Author: R. G. Crocombe
Publisher: [email protected]
Published: 1987
Total Pages: 440
ISBN-13: 9789251021194
DOWNLOAD EBOOKAuthor: Andrew J. Marshall
Publisher: Tuttle Publishing
Published: 2011-07-19
Total Pages: 800
ISBN-13: 1462906796
DOWNLOAD EBOOKThe Ecology of Papua provides a comprehensive review of current scientific knowledge on all aspects of the natural history of western (Indonesian) New Guinea. Designed for students of conservation, environmental workers, and academic researchers, it is a richly detailed text, dense with biogeographical data, historical reference, and fresh insight on this complicated and marvelous region. We hope it will serve to raise awareness of Papua on a global as well as local scale, and to catalyze effective conservation of its most precious natural assets. New Guinea is the largest and highest tropical island, and one of the last great wilderness areas remaining on Earth.
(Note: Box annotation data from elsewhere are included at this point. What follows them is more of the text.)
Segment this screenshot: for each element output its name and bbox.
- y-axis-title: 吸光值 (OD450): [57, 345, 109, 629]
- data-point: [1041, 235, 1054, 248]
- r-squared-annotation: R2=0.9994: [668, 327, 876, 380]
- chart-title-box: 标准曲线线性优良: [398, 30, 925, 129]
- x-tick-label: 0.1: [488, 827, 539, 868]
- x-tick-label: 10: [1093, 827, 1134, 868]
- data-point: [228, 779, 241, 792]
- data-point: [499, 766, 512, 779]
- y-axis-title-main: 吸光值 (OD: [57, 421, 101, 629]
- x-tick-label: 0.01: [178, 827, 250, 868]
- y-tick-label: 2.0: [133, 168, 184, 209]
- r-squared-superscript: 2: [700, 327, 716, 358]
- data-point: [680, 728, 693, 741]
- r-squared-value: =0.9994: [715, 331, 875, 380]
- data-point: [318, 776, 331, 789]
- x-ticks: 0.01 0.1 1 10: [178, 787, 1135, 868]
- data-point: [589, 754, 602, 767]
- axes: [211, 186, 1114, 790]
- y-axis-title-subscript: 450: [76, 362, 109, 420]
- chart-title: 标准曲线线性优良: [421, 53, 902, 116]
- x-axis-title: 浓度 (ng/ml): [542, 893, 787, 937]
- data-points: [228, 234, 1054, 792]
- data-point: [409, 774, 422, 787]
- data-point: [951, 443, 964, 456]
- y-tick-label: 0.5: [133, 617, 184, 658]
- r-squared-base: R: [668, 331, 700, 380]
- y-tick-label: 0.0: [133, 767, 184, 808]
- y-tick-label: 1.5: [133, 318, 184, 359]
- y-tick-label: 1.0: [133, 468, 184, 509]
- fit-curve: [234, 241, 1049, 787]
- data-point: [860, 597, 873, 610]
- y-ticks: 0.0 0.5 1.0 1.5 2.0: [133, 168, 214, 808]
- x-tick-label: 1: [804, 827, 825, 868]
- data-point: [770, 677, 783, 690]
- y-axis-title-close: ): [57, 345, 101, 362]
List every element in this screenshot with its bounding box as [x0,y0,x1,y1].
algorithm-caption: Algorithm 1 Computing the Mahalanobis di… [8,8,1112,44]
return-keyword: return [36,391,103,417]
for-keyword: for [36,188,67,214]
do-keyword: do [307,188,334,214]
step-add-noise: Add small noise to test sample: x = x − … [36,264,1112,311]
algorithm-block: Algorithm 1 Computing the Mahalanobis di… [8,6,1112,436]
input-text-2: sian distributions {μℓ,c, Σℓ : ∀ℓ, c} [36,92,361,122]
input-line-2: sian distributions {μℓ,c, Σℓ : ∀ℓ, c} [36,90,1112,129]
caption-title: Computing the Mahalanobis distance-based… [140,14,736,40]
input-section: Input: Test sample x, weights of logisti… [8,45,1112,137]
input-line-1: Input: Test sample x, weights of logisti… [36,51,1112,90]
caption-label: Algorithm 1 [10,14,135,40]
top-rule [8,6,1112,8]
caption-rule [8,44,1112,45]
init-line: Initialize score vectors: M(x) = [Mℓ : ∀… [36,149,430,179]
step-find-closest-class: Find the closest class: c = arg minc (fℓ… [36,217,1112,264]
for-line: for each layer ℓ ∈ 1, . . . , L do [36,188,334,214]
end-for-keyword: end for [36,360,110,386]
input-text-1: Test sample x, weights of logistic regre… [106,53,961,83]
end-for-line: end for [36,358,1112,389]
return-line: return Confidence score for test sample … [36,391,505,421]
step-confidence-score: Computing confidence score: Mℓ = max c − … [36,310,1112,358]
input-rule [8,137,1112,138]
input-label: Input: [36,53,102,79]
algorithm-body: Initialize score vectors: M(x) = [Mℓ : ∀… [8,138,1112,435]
Papua, the western half of New Guinea, is noteworthy for its equatorial glaciers, its vast forested floodplains, its imposing central mountain range, its Raja Ampat Archipelago, and its several hundred traditional forest-dwelling societies. One of the wildest places left in the world, Papua possesses extraordinary biological and cultural diversity. Today, Papua’s environment is under threat from growing outside pressures to exploit its expansive forests and to develop large plantations of oil palm and biofuels. It is important that Papua’s leadership balance economic development with good resource management, to ensure the long-term well-being of its culturally diverse populace.